Ballistic performance
| Bullet mass/type | Velocity | Energy |
| 160 gr (10 g) | 3,100 ft/s (940 m/s) | 3,410 ft⋅lbf (4,620 J) |  |
| 139 gr (9 g) Hornady SST BT | 2,800 ft/s (850 m/s) | 2,419 ft⋅lbf (3,280 J) |  |
| 175 gr (11 g) Hornady Spire Point Interlock | 2,900 ft/s (880 m/s) | 3,267 ft⋅lbf (4,429 J) |  |

= 7×61mm Sharpe & Hart =

Type of belted cartridge

The 7×61mm Sharpe & Hart Magnum belted cartridge (A.K.A. 7mm S&H Super) was developed by Philip B. Sharpe and Richard (Dick) Hart in the 1950s. Some articles claim it was based on the .300 H&H Magnum case, while others claim it was based on the 7x61 MAS M1907 case.

In 1953 Sharpe & Hart traveled to Scandinavia, where they developed the cartridge. Schultz & Larsen of Denmark chambered the cartridge in their bolt-action rifles. Norma manufactured commercial ammunition, but later discontinued the line.
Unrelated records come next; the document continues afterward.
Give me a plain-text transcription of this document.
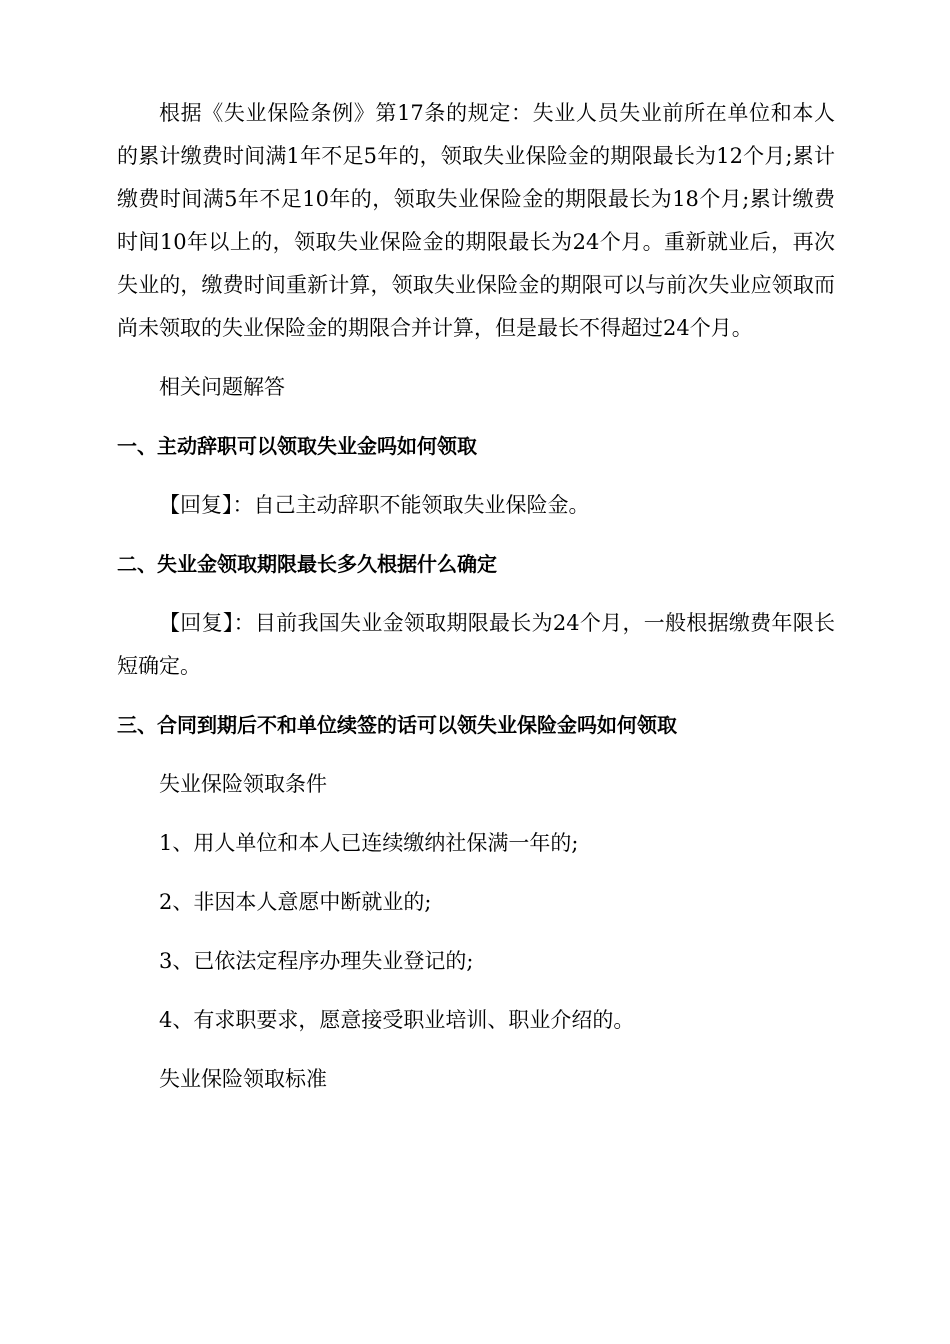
根据《失业保险条例》第17条的规定：失业人员失业前所在单位和本人的累计缴费时间满1年不足5年的，领取失业保险金的期限最长为12个月;累计缴费时间满5年不足10年的，领取失业保险金的期限最长为18个月;累计缴费时间10年以上的，领取失业保险金的期限最长为24个月。重新就业后，再次失业的，缴费时间重新计算，领取失业保险金的期限可以与前次失业应领取而尚未领取的失业保险金的期限合并计算，但是最长不得超过24个月。

相关问题解答

一、主动辞职可以领取失业金吗如何领取

【回复】：自己主动辞职不能领取失业保险金。

二、失业金领取期限最长多久根据什么确定

【回复】：目前我国失业金领取期限最长为24个月，一般根据缴费年限长短确定。

三、合同到期后不和单位续签的话可以领失业保险金吗如何领取

失业保险领取条件

1、用人单位和本人已连续缴纳社保满一年的;

2、非因本人意愿中断就业的;

3、已依法定程序办理失业登记的;

4、有求职要求，愿意接受职业培训、职业介绍的。

失业保险领取标准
While the 7×61mm S&H proved to be popular, mostly outside of the United States, it led was overshadowed once the 7mm Remington Magnum was released. While commercial brass is no longer produced on a large scale, ammunition and cases are available from some custom manufacturers. Reloaders have a variety of bullets to choose from, and Hornady lists load data for the cartridge. Reloaders should be aware of whether their rifle does, or does not, have freebore before using load data developed with more modern components. Cases can also be formed from 7mm Remington Magnum cases.